Britain joined the United States in the 2003 invasion of Iraq, which was carried out to “disarm Iraq of weapons of mass destruction.” No such arms were ever found. The invasion inflicted a major loss upon the lives of Iraqi people.
Since early June 2014, Iraq has faced a brutal offensive by the ISIS across its north and west. However, the crisis has deteriorated in recent weeks, as the militants swept over new towns in the north, forcing members of the minority Christian and Izadi communities out of their homes.
Tens of thousands of Yazadi Kurds escaped to take refuge in the Sinjar Mountain range, becoming trapped for days without food or water.

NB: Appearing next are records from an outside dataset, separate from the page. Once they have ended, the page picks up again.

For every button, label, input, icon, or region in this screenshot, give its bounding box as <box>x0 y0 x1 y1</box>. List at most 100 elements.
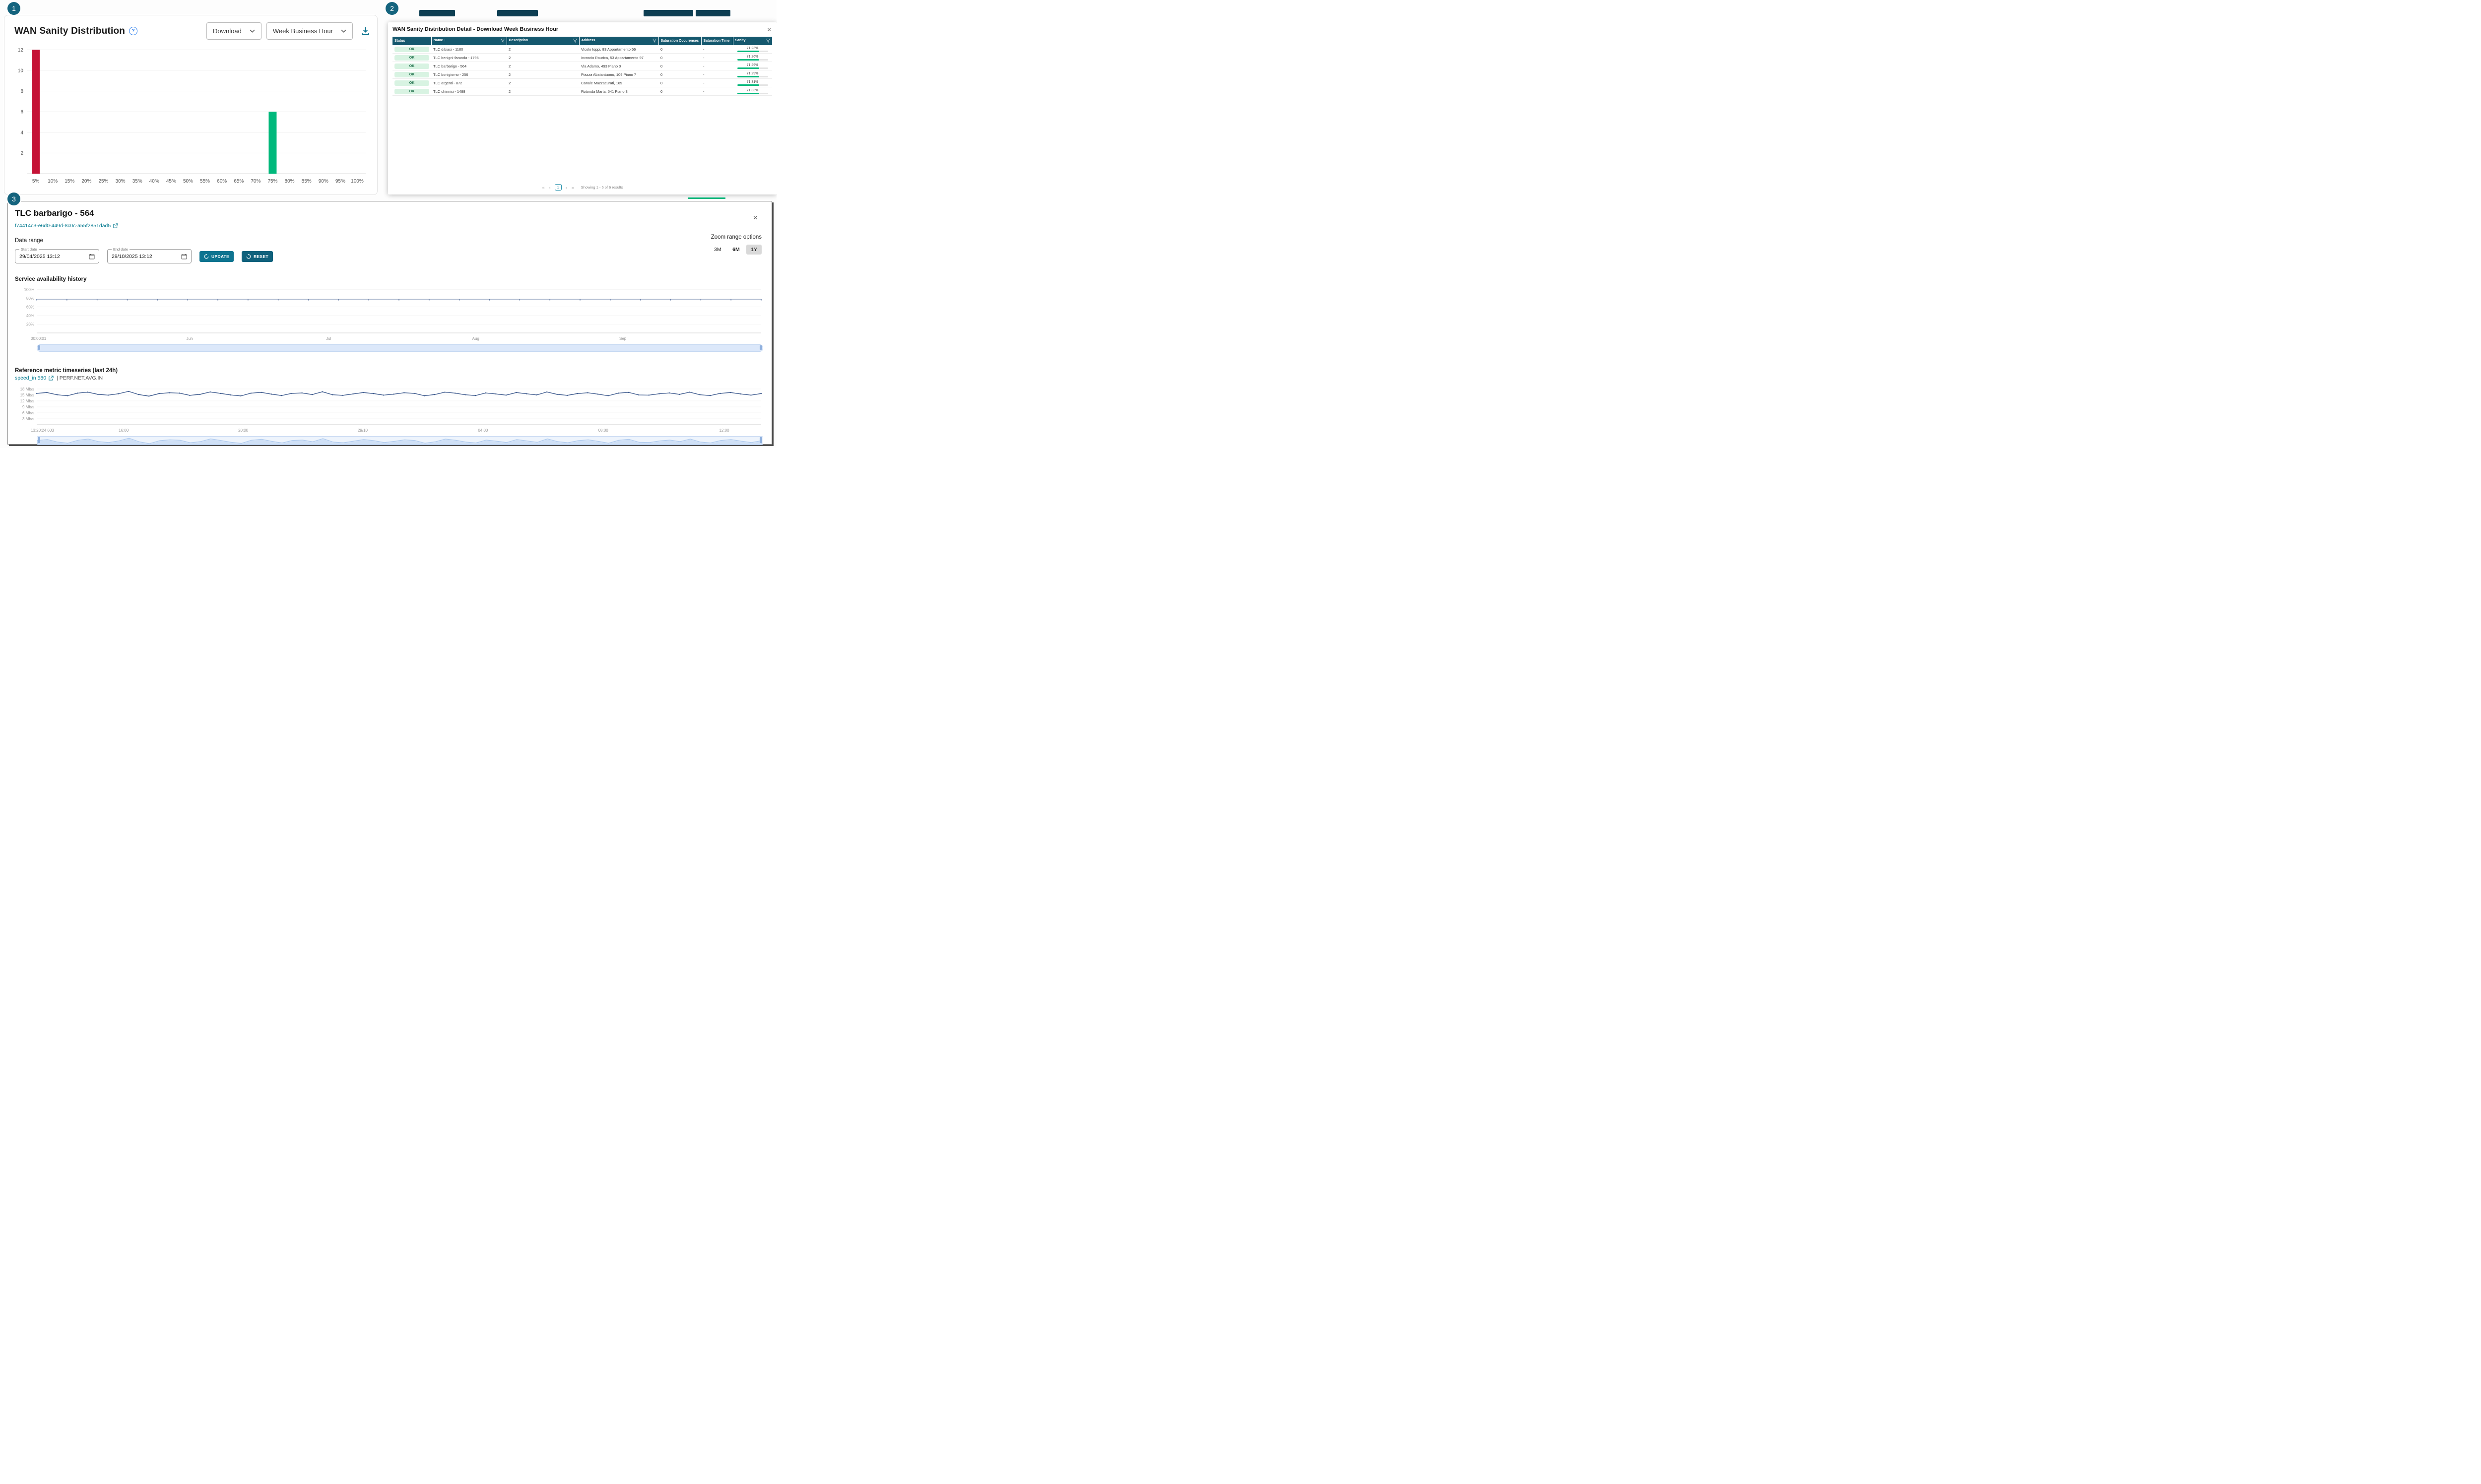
end-date-field[interactable]: End date 29/10/2025 13:12 <box>107 249 192 263</box>
filter-icon[interactable] <box>766 39 770 44</box>
update-button[interactable]: UPDATE <box>199 251 234 262</box>
annotation-badge-2: 2 <box>386 2 398 15</box>
metric-section-title: Reference metric timeseries (last 24h) <box>15 368 765 374</box>
zoom-3m-button[interactable]: 3M <box>710 245 726 255</box>
close-icon[interactable]: × <box>766 26 772 33</box>
zoom-range-options: Zoom range options 3M 6M 1Y <box>710 234 762 255</box>
cell-address: Piazza Abatantuono, 109 Piano 7 <box>579 70 658 79</box>
help-icon[interactable]: ? <box>129 27 137 35</box>
cell-saturation_occurences: 0 <box>658 45 701 54</box>
sort-icon[interactable]: ↑ <box>444 39 446 42</box>
pagination-current-page[interactable]: 1 <box>555 184 562 191</box>
table-row[interactable]: OKTLC argenti - 8722Canale Mazzacurati, … <box>392 79 772 87</box>
column-header-description[interactable]: Description <box>507 37 579 45</box>
filter-icon[interactable] <box>653 39 656 44</box>
svg-text:55%: 55% <box>200 179 210 184</box>
calendar-icon[interactable] <box>89 254 95 259</box>
svg-text:100%: 100% <box>351 179 364 184</box>
svg-text:16:00: 16:00 <box>119 428 129 433</box>
pagination-prev-button[interactable]: ‹ <box>549 185 551 190</box>
availability-brush[interactable] <box>37 344 763 352</box>
svg-text:15%: 15% <box>65 179 74 184</box>
bar-75%[interactable] <box>268 112 276 174</box>
start-date-field[interactable]: Start date 29/04/2025 13:12 <box>15 249 99 263</box>
download-icon <box>361 26 370 36</box>
brush-handle-right[interactable] <box>760 437 762 443</box>
cell-saturation_time: - <box>701 79 733 87</box>
column-header-address[interactable]: Address <box>579 37 658 45</box>
table-row[interactable]: OKTLC bonigiorno - 2562Piazza Abatantuon… <box>392 70 772 79</box>
svg-text:12:00: 12:00 <box>719 428 730 433</box>
cell-address: Via Adamo, 493 Piano 0 <box>579 62 658 70</box>
data-range-label: Data range <box>15 238 765 244</box>
svg-text:04:00: 04:00 <box>478 428 488 433</box>
pagination-last-button[interactable]: » <box>571 185 575 190</box>
svg-text:Jun: Jun <box>187 336 193 341</box>
filter-icon[interactable] <box>501 39 505 44</box>
zoom-6m-button[interactable]: 6M <box>728 245 744 255</box>
device-title: TLC barbarigo - 564 <box>15 208 765 218</box>
table-row[interactable]: OKTLC barbarigo - 5642Via Adamo, 493 Pia… <box>392 62 772 70</box>
end-date-value: 29/10/2025 13:12 <box>112 254 152 259</box>
cell-sanity: 71.29% <box>733 62 772 70</box>
table-row[interactable]: OKTLC benigni-faranda - 17962Incrocio Ro… <box>392 54 772 62</box>
sanity-indicator: 71.33% <box>735 89 770 94</box>
svg-text:90%: 90% <box>319 179 328 184</box>
pagination-first-button[interactable]: « <box>542 185 545 190</box>
cell-status: OK <box>392 62 431 70</box>
device-uuid-text: f74414c3-e6d0-449d-8c0c-a55f2851dad5 <box>15 223 111 229</box>
start-date-label: Start date <box>19 247 39 252</box>
svg-text:65%: 65% <box>234 179 244 184</box>
zoom-1y-button[interactable]: 1Y <box>746 245 762 255</box>
end-date-label: End date <box>112 247 130 252</box>
cell-saturation_occurences: 0 <box>658 62 701 70</box>
cell-status: OK <box>392 45 431 54</box>
table-row[interactable]: OKTLC dibiasi - 11802Vicolo Ioppi, 83 Ap… <box>392 45 772 54</box>
svg-text:Sep: Sep <box>619 336 627 341</box>
background-fragment-sanity-bar <box>688 196 725 200</box>
brush-handle-left[interactable] <box>38 345 40 350</box>
pagination-next-button[interactable]: › <box>565 185 568 190</box>
svg-text:6 Mb/s: 6 Mb/s <box>22 411 34 415</box>
period-dropdown-value: Week Business Hour <box>273 27 333 35</box>
svg-text:25%: 25% <box>98 179 108 184</box>
metric-brush[interactable] <box>37 436 763 445</box>
device-uuid-link[interactable]: f74414c3-e6d0-449d-8c0c-a55f2851dad5 <box>15 223 118 229</box>
svg-text:10%: 10% <box>48 179 58 184</box>
reset-button[interactable]: RESET <box>242 251 273 262</box>
background-fragment <box>419 10 455 16</box>
brush-handle-right[interactable] <box>760 345 762 350</box>
cell-sanity: 71.23% <box>733 45 772 54</box>
svg-text:50%: 50% <box>183 179 193 184</box>
status-badge: OK <box>394 47 429 52</box>
sanity-bar-fill <box>737 76 759 77</box>
export-download-button[interactable] <box>360 25 371 37</box>
svg-text:80%: 80% <box>26 296 34 301</box>
availability-section-title: Service availability history <box>15 276 765 282</box>
card-header: WAN Sanity Distribution ? Download Week … <box>10 22 372 40</box>
badge-number: 3 <box>12 195 16 203</box>
cell-address: Incrocio Rourica, 53 Appartamento 97 <box>579 54 658 62</box>
column-header-name[interactable]: Name↑ <box>431 37 507 45</box>
svg-text:10: 10 <box>18 68 24 73</box>
brush-handle-left[interactable] <box>38 437 40 443</box>
column-header-sanity[interactable]: Sanity <box>733 37 772 45</box>
cell-saturation_occurences: 0 <box>658 70 701 79</box>
cell-description: 2 <box>507 79 579 87</box>
sanity-bar-fill <box>737 59 759 61</box>
period-dropdown[interactable]: Week Business Hour <box>266 22 353 40</box>
sanity-bar-fill <box>737 51 759 52</box>
table-row[interactable]: OKTLC chinnici - 14882Rotonda Marta, 541… <box>392 87 772 96</box>
download-dropdown[interactable]: Download <box>206 22 261 40</box>
sanity-bar-track <box>737 84 768 86</box>
cell-saturation_time: - <box>701 62 733 70</box>
cell-sanity: 71.26% <box>733 54 772 62</box>
svg-text:60%: 60% <box>26 305 34 309</box>
filter-icon[interactable] <box>573 39 577 44</box>
metric-link[interactable]: speed_in 580 <box>15 375 54 381</box>
close-icon[interactable]: × <box>750 213 761 223</box>
cell-saturation_time: - <box>701 70 733 79</box>
bar-5%[interactable] <box>32 50 40 174</box>
calendar-icon[interactable] <box>181 254 187 259</box>
sanity-indicator: 71.31% <box>735 80 770 86</box>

“Clearly there is an absolutely desperate situation in Iraq, particularly on this mountainside,” Cameron said, adding, “But we need a plan to get these people off that mountain and get them to a place of safety.”
According to reports by British newspapers The Times and The Guardian, British special forces have already arrived in Iraq.
London has also dispatched Tornado fighter jets to Cyprus to be ready if needed to provide surveillance support for the aid effort, while two Chinook helicopters are on standby to help with the humanitarian operation.
Cameron’s office said in a Tuesday statement that Britain has decided to arm Kurdish forces battling ISIS militants by transporting military supplies from other states.